Daily excursions by tender drop us off to hike to remote beaches, slink through temperate rainforest or explore inky creeks lined with Huon pine, sassafras, coral ferns and gnarled melaleuca. One memorable morning sees our tender crashing through the swell towards Breaksea Islands, where the Southern Ocean pulverises cliffs and sea caves, and sea eagles hang in the wind above, scanning for shearwater chicks to plunk from their nests for a mid-morning snack.
Our own meals are likewise an ode to Taswegian produce, plated up by Hobart-based private chef Lilly Trewartha. Local crayfish star in an exquisite reef’n’beef, while other highlights include slow-grilled lamb rump, Bruny Island oysters, abalone from Stanley, mushroom and thyme risotto drizzled with Tamar Valley truffle oil.

Like any chef worth their sea salt, Trewartha eschews environmentally toxic Tasmanian salmon, serving instead succulent cuts of wild shot venison, a sustainable alternative in a State overrun with the feral pest. Premium Tassie wines, whiskeys and gins are always at hand, and a self-serve coffee station is perfect for early risers to take a brew onto the deck at sunrise.
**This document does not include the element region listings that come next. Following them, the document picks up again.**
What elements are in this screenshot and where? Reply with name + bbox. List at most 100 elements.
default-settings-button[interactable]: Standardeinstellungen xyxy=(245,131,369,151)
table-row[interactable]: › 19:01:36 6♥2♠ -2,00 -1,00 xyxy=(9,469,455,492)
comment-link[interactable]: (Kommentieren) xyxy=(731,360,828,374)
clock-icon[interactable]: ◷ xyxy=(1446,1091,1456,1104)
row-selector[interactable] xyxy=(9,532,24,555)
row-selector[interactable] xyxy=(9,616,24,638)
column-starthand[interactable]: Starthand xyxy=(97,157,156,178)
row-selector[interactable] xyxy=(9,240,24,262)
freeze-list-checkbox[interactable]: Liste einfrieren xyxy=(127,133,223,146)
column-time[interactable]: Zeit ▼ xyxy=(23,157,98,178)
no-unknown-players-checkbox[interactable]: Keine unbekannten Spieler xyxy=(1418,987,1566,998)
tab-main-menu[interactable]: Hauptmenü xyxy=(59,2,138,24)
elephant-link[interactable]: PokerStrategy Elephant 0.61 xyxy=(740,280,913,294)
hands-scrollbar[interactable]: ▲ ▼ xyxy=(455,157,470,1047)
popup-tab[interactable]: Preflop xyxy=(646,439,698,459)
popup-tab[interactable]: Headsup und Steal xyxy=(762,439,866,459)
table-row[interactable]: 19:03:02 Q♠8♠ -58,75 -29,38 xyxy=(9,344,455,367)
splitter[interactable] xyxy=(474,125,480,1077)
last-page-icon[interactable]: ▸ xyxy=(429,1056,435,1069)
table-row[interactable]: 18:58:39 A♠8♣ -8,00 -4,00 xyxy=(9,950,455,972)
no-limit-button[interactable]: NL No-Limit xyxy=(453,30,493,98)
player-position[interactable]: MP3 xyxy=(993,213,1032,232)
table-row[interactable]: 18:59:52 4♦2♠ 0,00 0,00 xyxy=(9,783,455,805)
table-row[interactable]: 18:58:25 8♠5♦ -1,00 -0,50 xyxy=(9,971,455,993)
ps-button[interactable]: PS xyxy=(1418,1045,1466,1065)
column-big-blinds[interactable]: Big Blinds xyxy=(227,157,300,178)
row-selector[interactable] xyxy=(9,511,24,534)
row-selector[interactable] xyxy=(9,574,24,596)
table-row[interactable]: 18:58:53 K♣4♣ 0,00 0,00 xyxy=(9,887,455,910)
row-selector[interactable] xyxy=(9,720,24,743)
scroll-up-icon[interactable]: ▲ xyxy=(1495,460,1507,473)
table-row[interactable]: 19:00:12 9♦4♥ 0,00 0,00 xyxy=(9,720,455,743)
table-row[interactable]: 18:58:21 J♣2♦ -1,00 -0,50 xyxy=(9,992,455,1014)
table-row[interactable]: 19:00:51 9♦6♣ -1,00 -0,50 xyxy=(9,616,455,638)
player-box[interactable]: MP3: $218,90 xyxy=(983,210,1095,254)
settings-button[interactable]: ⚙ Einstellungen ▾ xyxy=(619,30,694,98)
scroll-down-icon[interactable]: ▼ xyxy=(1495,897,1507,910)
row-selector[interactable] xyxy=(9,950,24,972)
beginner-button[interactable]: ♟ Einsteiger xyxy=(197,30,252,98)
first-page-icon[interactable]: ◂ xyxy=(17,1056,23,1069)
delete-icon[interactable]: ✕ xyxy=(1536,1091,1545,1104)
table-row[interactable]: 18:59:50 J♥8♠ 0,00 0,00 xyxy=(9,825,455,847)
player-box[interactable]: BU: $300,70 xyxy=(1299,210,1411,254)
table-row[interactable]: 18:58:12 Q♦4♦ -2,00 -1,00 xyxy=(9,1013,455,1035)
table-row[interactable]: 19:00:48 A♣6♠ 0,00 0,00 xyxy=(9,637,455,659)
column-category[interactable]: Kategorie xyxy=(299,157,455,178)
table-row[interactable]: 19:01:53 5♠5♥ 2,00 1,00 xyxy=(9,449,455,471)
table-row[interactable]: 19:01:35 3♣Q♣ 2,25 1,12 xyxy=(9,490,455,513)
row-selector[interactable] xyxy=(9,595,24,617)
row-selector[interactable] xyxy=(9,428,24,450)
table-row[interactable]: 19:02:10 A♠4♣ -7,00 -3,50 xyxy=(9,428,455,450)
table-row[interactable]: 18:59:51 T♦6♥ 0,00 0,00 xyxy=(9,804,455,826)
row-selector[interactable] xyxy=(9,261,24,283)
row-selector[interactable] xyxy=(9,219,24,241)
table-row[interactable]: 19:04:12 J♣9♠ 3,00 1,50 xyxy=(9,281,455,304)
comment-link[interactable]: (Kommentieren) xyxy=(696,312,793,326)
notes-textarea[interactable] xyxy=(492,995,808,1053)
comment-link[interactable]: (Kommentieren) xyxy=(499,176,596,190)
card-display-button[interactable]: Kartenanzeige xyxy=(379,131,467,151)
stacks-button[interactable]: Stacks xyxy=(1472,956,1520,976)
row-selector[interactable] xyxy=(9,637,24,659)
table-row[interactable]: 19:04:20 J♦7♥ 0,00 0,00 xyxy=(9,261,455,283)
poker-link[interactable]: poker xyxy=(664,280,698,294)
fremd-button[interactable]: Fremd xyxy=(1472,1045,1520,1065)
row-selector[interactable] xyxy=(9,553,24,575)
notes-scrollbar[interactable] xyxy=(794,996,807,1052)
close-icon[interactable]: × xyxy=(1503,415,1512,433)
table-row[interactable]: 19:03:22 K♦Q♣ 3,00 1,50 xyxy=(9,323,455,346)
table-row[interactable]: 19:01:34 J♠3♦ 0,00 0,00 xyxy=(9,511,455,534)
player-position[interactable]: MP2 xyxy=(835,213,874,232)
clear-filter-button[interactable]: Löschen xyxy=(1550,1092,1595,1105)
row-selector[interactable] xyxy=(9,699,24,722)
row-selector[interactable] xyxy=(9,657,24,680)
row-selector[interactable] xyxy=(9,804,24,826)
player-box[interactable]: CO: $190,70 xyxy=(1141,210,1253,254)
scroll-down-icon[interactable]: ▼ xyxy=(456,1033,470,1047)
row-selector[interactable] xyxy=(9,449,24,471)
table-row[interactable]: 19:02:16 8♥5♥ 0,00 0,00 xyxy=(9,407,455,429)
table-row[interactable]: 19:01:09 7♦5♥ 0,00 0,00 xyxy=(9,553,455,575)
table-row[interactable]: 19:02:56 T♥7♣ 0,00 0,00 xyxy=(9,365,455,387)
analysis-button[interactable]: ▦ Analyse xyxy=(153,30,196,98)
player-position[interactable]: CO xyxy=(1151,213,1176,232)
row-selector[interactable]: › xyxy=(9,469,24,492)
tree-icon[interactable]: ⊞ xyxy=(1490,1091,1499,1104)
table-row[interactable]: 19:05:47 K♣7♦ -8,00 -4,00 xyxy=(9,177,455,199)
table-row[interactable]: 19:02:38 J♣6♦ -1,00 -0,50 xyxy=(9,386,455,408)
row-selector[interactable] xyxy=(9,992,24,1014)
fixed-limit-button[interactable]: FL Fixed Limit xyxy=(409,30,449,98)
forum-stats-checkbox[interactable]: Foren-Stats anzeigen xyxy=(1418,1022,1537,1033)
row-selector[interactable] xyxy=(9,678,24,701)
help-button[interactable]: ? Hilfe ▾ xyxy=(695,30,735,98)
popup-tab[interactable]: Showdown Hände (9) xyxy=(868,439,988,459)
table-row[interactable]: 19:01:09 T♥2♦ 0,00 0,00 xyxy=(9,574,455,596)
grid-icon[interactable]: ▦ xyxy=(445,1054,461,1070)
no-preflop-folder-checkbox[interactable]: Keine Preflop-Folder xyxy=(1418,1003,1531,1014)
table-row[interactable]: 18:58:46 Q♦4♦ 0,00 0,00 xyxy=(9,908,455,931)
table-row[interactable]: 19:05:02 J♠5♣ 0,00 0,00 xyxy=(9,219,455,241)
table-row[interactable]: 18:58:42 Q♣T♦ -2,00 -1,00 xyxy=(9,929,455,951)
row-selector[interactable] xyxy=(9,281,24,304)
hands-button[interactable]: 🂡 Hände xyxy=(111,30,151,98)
In such an empty and hostile landscape, traces of human life feel strangely magnetic. It’s tempting to picture Deny King and his mate Clyde Clayton — a cray fisherman who married King’s sister Win — living in crudely constructed shacks, thrown together from whatever was lying around. But visiting their homes, it’s clear they took as much pride as any homeowner in Toorak or Double Bay.

In 1962, when Clyde and Win packed up their home in windswept Bond Bay and floated it across Bathurst Harbour to a sheltered cove now known as Clayton’s Corner, the piano came too. Win maintained a gorgeous garden (the rhododendrons are still blooming) and in 1974, when Muhummad Ali took on George Foreman in the “Rumble in the Jungle”, fishermen and bushwalkers crowded into the Clayton’s lounge to watch the fight on television, Clyde standing atop a nearby hill waving the aerial to fine-tune the signal.
But the true allure of this remote outpost is revealed when you visit Deny King’s home, set among terraced gardens and surrounded by ferns, with a rowboat tethered to a timber jetty on Melaleuca Creek. It looks like a storybook paradise. Just up the garden path is a bird hide where you can watch critically endangered orange-bellied parrots flutter around a feeding platform.
It’s tempting to look around at all this rampant beauty and untouched wilderness and wonder how you’d go living here without the lifeline of a luxury cruiser. You’d go terribly, of course. But that’s the genius of this journey — you get the full force of wilderness without having to live at its mercy.